Nothing so far indicates this extra investment in education is set in stone, so there are no guarantees. It is, after all, easy to pledge to improve educational standards but not quite so easy to actually achieve measurable results.
New name
That aside, the blatant cynicism of renaming the student loan system an ‘educational advance’ shows the government is well aware how unpopular this measure will be. Let us see how many times ministers and coalition MPs can use the word studievoorschot over the next few weeks until it has seeped into the language.
The government worked out the deal together with the D66 Liberals and the left-wing greens GroenLinks because it needs opposition support to get the legislation through the upper house of parliament.

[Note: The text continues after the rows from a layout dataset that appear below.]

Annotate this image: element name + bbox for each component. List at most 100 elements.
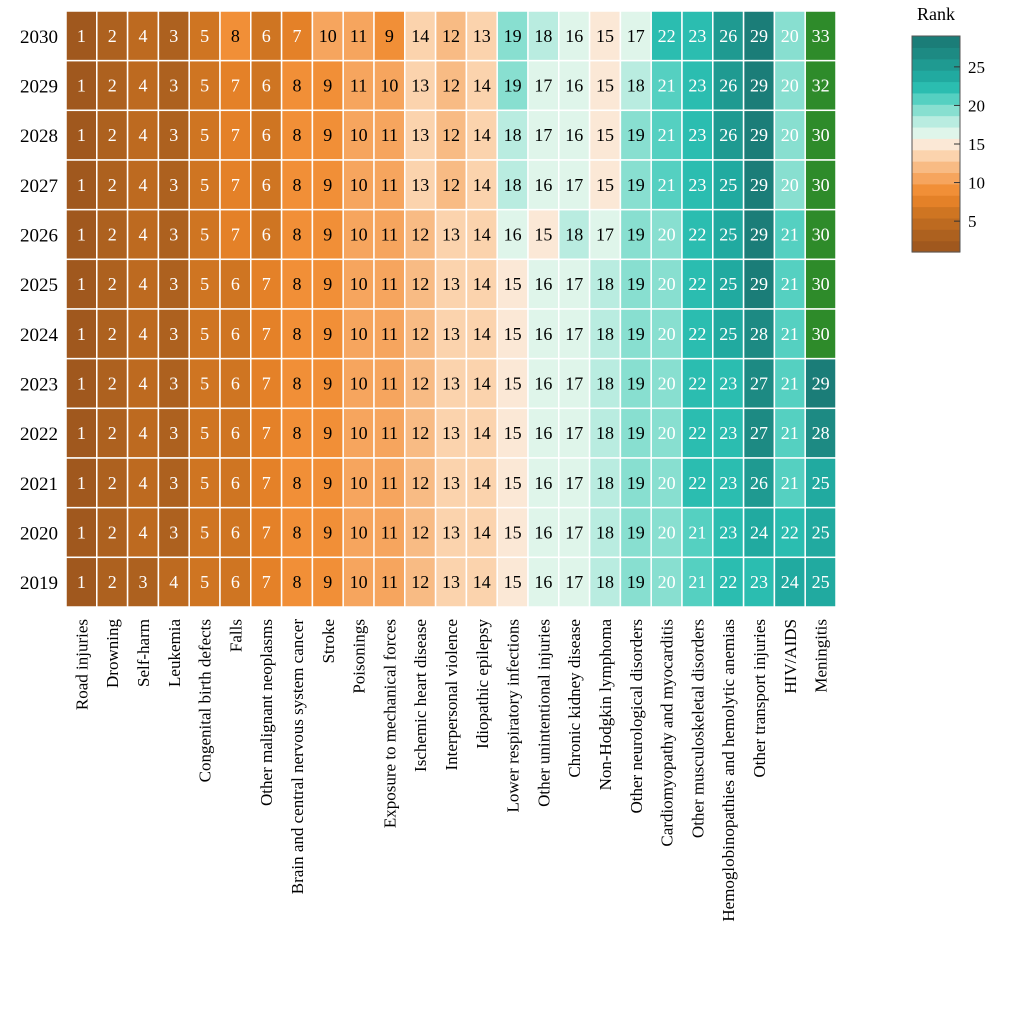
heatmap-cell bbox=[619, 357, 652, 410]
heatmap-cell bbox=[280, 506, 314, 559]
cell-value-label: 5 bbox=[200, 175, 209, 195]
cell-value-label: 11 bbox=[381, 572, 398, 592]
cell-value-label: 2 bbox=[108, 274, 117, 294]
cell-value-label: 1 bbox=[77, 76, 86, 96]
legend-swatch bbox=[912, 126, 960, 139]
heatmap-cell bbox=[558, 10, 591, 62]
cell-value-label: 6 bbox=[231, 473, 240, 493]
cell-value-label: 17 bbox=[565, 274, 583, 294]
heatmap-cell bbox=[742, 258, 776, 310]
heatmap-cell bbox=[96, 407, 129, 459]
cell-value-label: 1 bbox=[77, 324, 86, 344]
cell-value-label: 1 bbox=[77, 125, 86, 145]
heatmap-cell bbox=[465, 457, 498, 509]
cell-value-label: 18 bbox=[596, 523, 614, 543]
cell-value-label: 12 bbox=[442, 26, 460, 46]
cell-value-label: 13 bbox=[442, 423, 460, 443]
cell-value-label: 21 bbox=[781, 324, 799, 344]
heatmap-cell bbox=[342, 357, 375, 410]
cell-value-label: 1 bbox=[77, 423, 86, 443]
cell-value-label: 4 bbox=[139, 225, 148, 245]
cell-value-label: 26 bbox=[719, 125, 737, 145]
cell-value-label: 7 bbox=[293, 26, 302, 46]
x-axis-cause-labels: Road injuries Drowning Self-harm Leukemia Co… bbox=[72, 619, 830, 922]
heatmap-cell bbox=[280, 457, 314, 509]
cell-value-label: 11 bbox=[381, 423, 398, 443]
heatmap-cell bbox=[465, 506, 498, 559]
cell-value-label: 9 bbox=[323, 225, 332, 245]
x-tick-label: Chronic kidney disease bbox=[565, 619, 584, 778]
heatmap-cell bbox=[773, 10, 806, 62]
cell-value-label: 9 bbox=[323, 324, 332, 344]
x-tick-label: Poisonings bbox=[350, 619, 369, 694]
cell-value-label: 15 bbox=[504, 423, 522, 443]
cell-value-label: 18 bbox=[596, 572, 614, 592]
heatmap-cell bbox=[588, 59, 622, 112]
cell-value-label: 11 bbox=[381, 324, 398, 344]
cell-value-label: 8 bbox=[293, 225, 302, 245]
cell-value-label: 12 bbox=[411, 473, 429, 493]
cell-value-label: 23 bbox=[688, 125, 706, 145]
heatmap-cell bbox=[126, 208, 160, 261]
cell-value-label: 8 bbox=[293, 473, 302, 493]
heatmap-cell bbox=[311, 109, 344, 161]
cell-value-label: 8 bbox=[293, 374, 302, 394]
cell-value-label: 8 bbox=[293, 572, 302, 592]
heatmap-cell bbox=[588, 258, 622, 310]
heatmap-cell bbox=[434, 457, 468, 509]
cell-value-label: 30 bbox=[812, 175, 830, 195]
heatmap-cell bbox=[650, 556, 683, 608]
cell-value-label: 21 bbox=[688, 523, 706, 543]
cell-value-label: 2 bbox=[108, 423, 117, 443]
y-tick-label: 2026 bbox=[20, 226, 58, 247]
cell-value-label: 14 bbox=[473, 572, 491, 592]
heatmap-cell bbox=[742, 556, 776, 608]
heatmap-cell bbox=[742, 457, 776, 509]
heatmap-cell bbox=[465, 357, 498, 410]
cell-value-label: 12 bbox=[442, 175, 460, 195]
legend-ticks: 5 10 15 20 25 bbox=[954, 58, 985, 231]
heatmap-cell bbox=[434, 10, 468, 62]
heatmap-cell bbox=[311, 208, 344, 261]
y-tick-label: 2027 bbox=[20, 176, 58, 197]
cell-value-label: 20 bbox=[658, 225, 676, 245]
cell-value-label: 8 bbox=[293, 423, 302, 443]
legend-title: Rank bbox=[917, 4, 955, 24]
legend-swatch bbox=[912, 36, 960, 48]
heatmap-cell bbox=[742, 59, 776, 112]
heatmap-cell bbox=[712, 109, 745, 161]
heatmap-cell bbox=[650, 506, 683, 559]
cell-value-label: 23 bbox=[688, 175, 706, 195]
cell-value-label: 15 bbox=[504, 374, 522, 394]
heatmap-cell bbox=[619, 457, 652, 509]
cell-value-label: 3 bbox=[169, 175, 178, 195]
cell-value-label: 26 bbox=[719, 26, 737, 46]
cell-value-label: 7 bbox=[231, 225, 240, 245]
heatmap-cell bbox=[588, 308, 622, 360]
cell-value-label: 13 bbox=[442, 225, 460, 245]
cell-value-label: 30 bbox=[812, 225, 830, 245]
cell-value-label: 14 bbox=[473, 473, 491, 493]
heatmap-cell bbox=[465, 109, 498, 161]
cell-value-label: 7 bbox=[262, 572, 271, 592]
cell-value-label: 20 bbox=[658, 374, 676, 394]
cell-value-label: 5 bbox=[200, 572, 209, 592]
cell-value-label: 15 bbox=[596, 76, 614, 96]
heatmap-cell bbox=[280, 556, 314, 608]
cell-value-label: 20 bbox=[658, 324, 676, 344]
y-tick-label: 2025 bbox=[20, 275, 58, 296]
cell-value-label: 5 bbox=[200, 125, 209, 145]
cell-value-label: 4 bbox=[139, 324, 148, 344]
cell-value-label: 21 bbox=[658, 125, 676, 145]
heatmap-cell bbox=[712, 407, 745, 459]
cell-value-label: 8 bbox=[293, 523, 302, 543]
x-tick-label: Other neurological disorders bbox=[627, 619, 646, 814]
heatmap-cell bbox=[65, 159, 98, 211]
cell-value-label: 7 bbox=[231, 76, 240, 96]
cell-value-label: 1 bbox=[77, 523, 86, 543]
cell-value-label: 10 bbox=[350, 274, 368, 294]
cell-value-label: 7 bbox=[262, 523, 271, 543]
heatmap-cell bbox=[773, 407, 806, 459]
heatmap-cell bbox=[650, 457, 683, 509]
cell-value-label: 7 bbox=[231, 125, 240, 145]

Quite why these parties have agreed to the move is anyone’s guess. But both have been putting on the positive spin as well. Not only will higher education be ‘improved’ but thanks to GroenLinks, children from poor families will still get the grant after all.

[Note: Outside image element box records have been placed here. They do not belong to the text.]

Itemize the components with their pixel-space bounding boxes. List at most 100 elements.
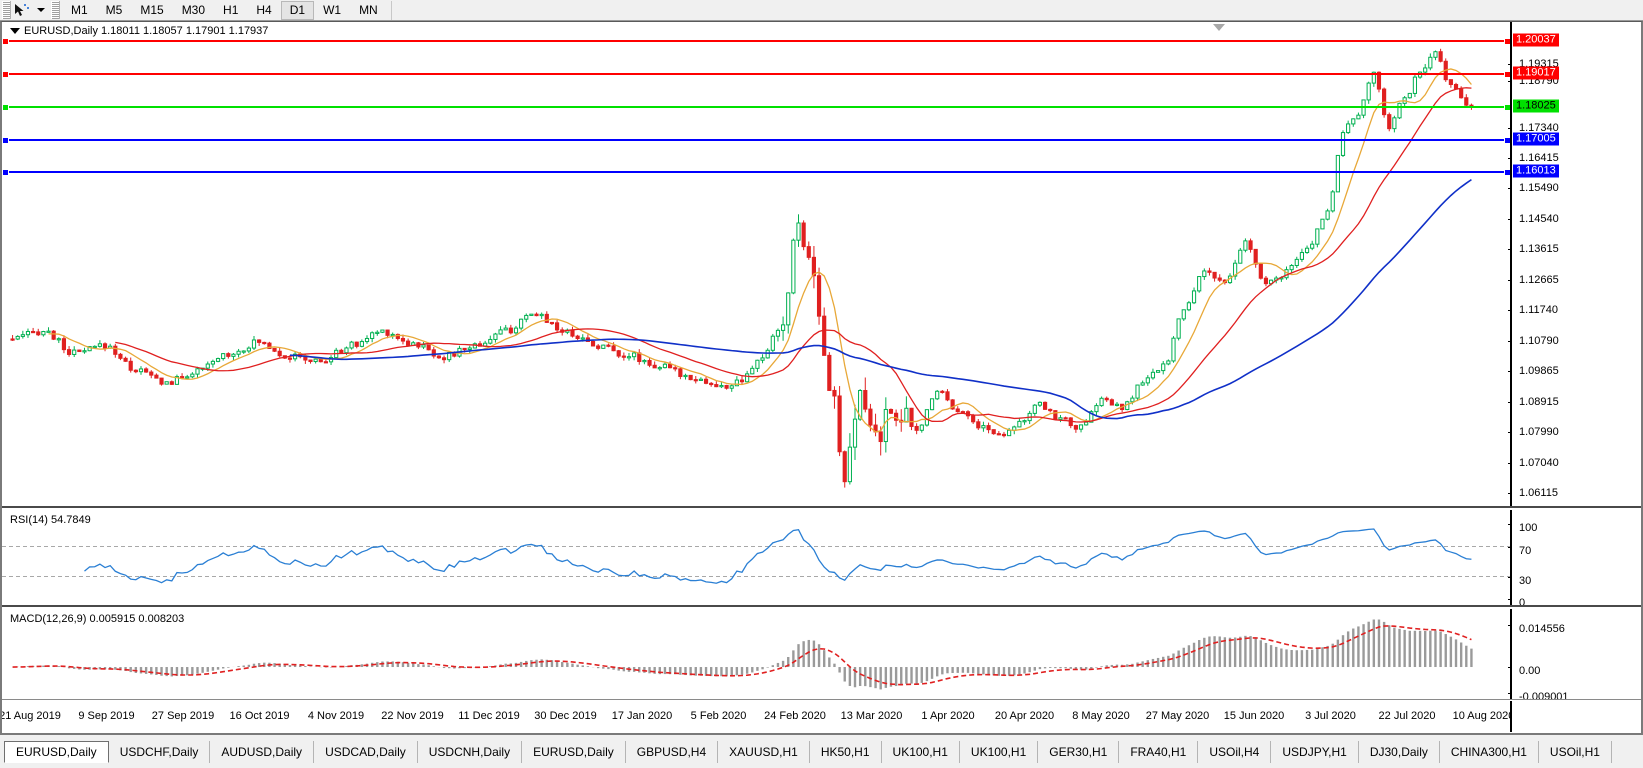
scroll-position-marker[interactable] [1213, 24, 1225, 31]
date-tick-label: 4 Nov 2019 [307, 710, 365, 722]
price-tick-mark [1508, 492, 1512, 494]
level-line-handle-right[interactable] [1504, 169, 1510, 177]
rsi-tick-label: 70 [1519, 544, 1532, 557]
date-tick-label: 30 Dec 2019 [534, 710, 597, 722]
level-line-handle-left[interactable] [2, 103, 9, 111]
level-price-tag-1.18025[interactable]: 1.18025 [1513, 99, 1559, 113]
chart-tab-bar[interactable]: EURUSD,Daily USDCHF,Daily AUDUSD,Daily USDC… [0, 735, 1643, 768]
price-tick-label: 1.09865 [1519, 364, 1559, 377]
price-pane[interactable]: EURUSD,Daily 1.18011 1.18057 1.17901 1.1… [2, 22, 1641, 508]
macd-pane[interactable]: MACD(12,26,9) 0.005915 0.008203 0.014556… [2, 609, 1641, 700]
timeframe-button-m1[interactable]: M1 [71, 3, 88, 17]
chevron-down-icon [37, 8, 45, 12]
level-price-tag-1.17005[interactable]: 1.17005 [1513, 132, 1559, 146]
rsi-line-series [2, 528, 1510, 584]
date-tick-label: 17 Jan 2020 [611, 710, 673, 722]
price-tick-mark [1508, 158, 1512, 160]
level-line-pivot-1.18025[interactable] [2, 103, 1510, 111]
level-line-handle-left[interactable] [2, 38, 9, 46]
timeframe-button-group: M1 M5 M15 M30 H1 H4 D1 W1 MN [62, 0, 387, 20]
chart-tab-eurusd-daily[interactable]: EURUSD,Daily [4, 741, 109, 763]
chart-tab-ger30-h1[interactable]: GER30,H1 [1038, 741, 1120, 763]
chart-tab-gbpusd-h4[interactable]: GBPUSD,H4 [626, 741, 719, 763]
macd-tick-mark [1508, 667, 1512, 669]
price-tick-label: 1.07040 [1519, 456, 1559, 469]
cursor-dropdown-icon[interactable] [33, 1, 49, 20]
chart-tab-uk100-h1[interactable]: UK100,H1 [882, 741, 960, 763]
price-tick-label: 1.10790 [1519, 334, 1559, 347]
chart-title: EURUSD,Daily 1.18011 1.18057 1.17901 1.1… [24, 25, 269, 37]
date-tick-label: 5 Feb 2020 [690, 710, 747, 722]
level-line-handle-right[interactable] [1504, 136, 1510, 144]
macd-tick-label: 0.014556 [1519, 623, 1565, 635]
chart-tab-usdchf-daily[interactable]: USDCHF,Daily [109, 741, 211, 763]
timeframe-button-h4[interactable]: H4 [256, 3, 272, 17]
level-line-handle-left[interactable] [2, 71, 9, 79]
macd-histogram-series [12, 619, 1473, 690]
chart-tab-usdcad-daily[interactable]: USDCAD,Daily [314, 741, 418, 763]
chart-tab-usdcnh-daily[interactable]: USDCNH,Daily [418, 741, 523, 763]
chart-tab-usoil-h4[interactable]: USOil,H4 [1198, 741, 1272, 763]
level-line-handle-left[interactable] [2, 136, 9, 144]
timeframe-button-d1[interactable]: D1 [280, 0, 315, 20]
toolbar-overflow-area [390, 0, 1643, 20]
timeframe-button-m5[interactable]: M5 [105, 3, 123, 17]
timeframe-button-m30[interactable]: M30 [181, 3, 206, 17]
date-tick-label: 27 Sep 2019 [151, 710, 215, 722]
level-line-resistance-1.20037[interactable] [2, 38, 1510, 46]
level-line-resistance-1.19017[interactable] [2, 71, 1510, 79]
level-line-handle-right[interactable] [1504, 103, 1510, 111]
date-tick-label: 8 May 2020 [1072, 710, 1130, 722]
price-axis-scale[interactable]: 1.19315 1.18790 1.17340 1.16415 1.15490 1.145… [1508, 22, 1641, 506]
level-price-tag-1.19017[interactable]: 1.19017 [1513, 66, 1559, 80]
price-tick-label: 1.15490 [1519, 182, 1559, 195]
date-axis[interactable]: 21 Aug 2019 9 Sep 2019 27 Sep 2019 16 Oct 2… [2, 701, 1641, 732]
rsi-pane[interactable]: RSI(14) 54.7849 100 70 30 0 [2, 510, 1641, 607]
level-line-support-1.16013[interactable] [2, 169, 1510, 177]
date-tick-label: 22 Nov 2019 [381, 710, 444, 722]
level-price-tag-1.20037[interactable]: 1.20037 [1513, 33, 1559, 47]
rsi-tick-mark [1508, 524, 1512, 525]
macd-plot-canvas[interactable]: MACD(12,26,9) 0.005915 0.008203 [2, 609, 1510, 699]
price-tick-label: 1.08915 [1519, 395, 1559, 408]
chart-tab-uk100-h1[interactable]: UK100,H1 [960, 741, 1039, 763]
chart-collapse-icon[interactable] [10, 28, 20, 34]
date-tick-label: 24 Feb 2020 [764, 710, 826, 722]
macd-tick-label: 0.00 [1519, 665, 1541, 678]
toolbar-grip[interactable] [2, 1, 11, 19]
level-line-support-1.17005[interactable] [2, 136, 1510, 144]
crosshair-cursor-icon[interactable] [11, 1, 33, 20]
timeframe-button-mn[interactable]: MN [359, 3, 378, 17]
date-tick-label: 10 Aug 2020 [1452, 710, 1510, 722]
date-tick-label: 20 Apr 2020 [994, 710, 1055, 722]
chart-tab-dj30-daily[interactable]: DJ30,Daily [1359, 741, 1440, 763]
price-tick-mark [1508, 219, 1512, 220]
rsi-axis-scale: 100 70 30 0 [1508, 510, 1641, 607]
chart-tab-xauusd-h1[interactable]: XAUUSD,H1 [718, 741, 810, 763]
price-plot-canvas[interactable]: EURUSD,Daily 1.18011 1.18057 1.17901 1.1… [2, 22, 1510, 506]
level-line-handle-left[interactable] [2, 169, 9, 177]
chart-tab-usoil-h1[interactable]: USOil,H1 [1539, 741, 1612, 763]
date-axis-labels: 21 Aug 2019 9 Sep 2019 27 Sep 2019 16 Oct 2… [2, 701, 1510, 732]
price-tick-label: 1.06115 [1519, 486, 1558, 499]
chart-tab-fra40-h1[interactable]: FRA40,H1 [1119, 741, 1199, 763]
price-tick-mark [1508, 340, 1512, 342]
date-tick-label: 11 Dec 2019 [458, 710, 520, 722]
rsi-tick-label: 0 [1519, 597, 1526, 607]
chart-tab-audusd-daily[interactable]: AUDUSD,Daily [210, 741, 315, 763]
macd-tick-label: -0.009001 [1519, 691, 1569, 700]
rsi-tick-label: 30 [1519, 574, 1532, 587]
level-line-handle-right[interactable] [1504, 38, 1510, 46]
timeframe-button-h1[interactable]: H1 [223, 3, 239, 17]
chart-tab-eurusd-daily[interactable]: EURUSD,Daily [522, 741, 626, 763]
timeframe-button-m15[interactable]: M15 [140, 3, 164, 17]
price-tick-mark [1508, 80, 1512, 82]
chart-area[interactable]: EURUSD,Daily 1.18011 1.18057 1.17901 1.1… [0, 21, 1643, 735]
level-price-tag-1.16013[interactable]: 1.16013 [1513, 164, 1559, 178]
chart-tab-usdjpy-h1[interactable]: USDJPY,H1 [1271, 741, 1359, 763]
rsi-plot-canvas[interactable]: RSI(14) 54.7849 [2, 510, 1510, 605]
chart-tab-china300-h1[interactable]: CHINA300,H1 [1440, 741, 1539, 763]
timeframe-button-w1[interactable]: W1 [323, 3, 342, 17]
chart-tab-hk50-h1[interactable]: HK50,H1 [810, 741, 882, 763]
level-line-handle-right[interactable] [1504, 71, 1510, 79]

Bussemaker’s argument for abolishing grants is that university graduates go on to earn higher salaries than the ordinary man. It is wrong, she says, that everyone is subsidising these high flyers.
Smaller debts
But is this not likely to be the case with students from low income families? Do they get a degree and then work in the Hema or something? Otherwise why should they be blessed with smaller debts?
And if, as Bussemaker also says, experience shows that abolishing grants has no impact on students from poorer families’ enthusiasm about going to university, why has she agreed to give them a €3,000 a year advantage over their peers?
Yes, €3,000 a year is what abolishing the grant will mean to the student who no longer lives with his or her parents. That is less than one quarter of a minister’s monthly salary but an awful lot of shifts in the local café if you decide to earn it, rather than borrow.
Interesting calculation
Mistress of spin Bussemaker says she estimates the abolition will only add €6,000 to the average student debt – which is an interesting calculation considering we are talking about €3,000 a year and at least a three-year bachelor and one-year master’s degree.
No student wants to build up debts but the average debt is now about €15,000. Abolishing grants is set to boost that to €27,000. It is a nice start to your working life – owing €27,000 to the government, not to mention the impact on your ability to get a mortgage.
Bussemaker, according to her parliamentary cv, took seven years to get a degree in politics from the University of Amsterdam. D66 leader Alexander Pechtold graduated in history of art and archaeology in 1996, 11 years after leaving high school. And GroenLinks’ Bram van Oijk says in his biography he began studying development economics in the early 1970s, but does not list a job in his cv until 1990.
Of course, student loans existed back then. Without a basic grant, Bussemaker would have been an extra €21,000 in debt, and goodness knows how much Pechtold and Van Oijk would have owed the state.
Luckily for them, they were students in the days when you could take as long as you liked to get your degree, doing a part-time job to keep your debts under control. Something they seem to have conveniently forgotten in all the spin.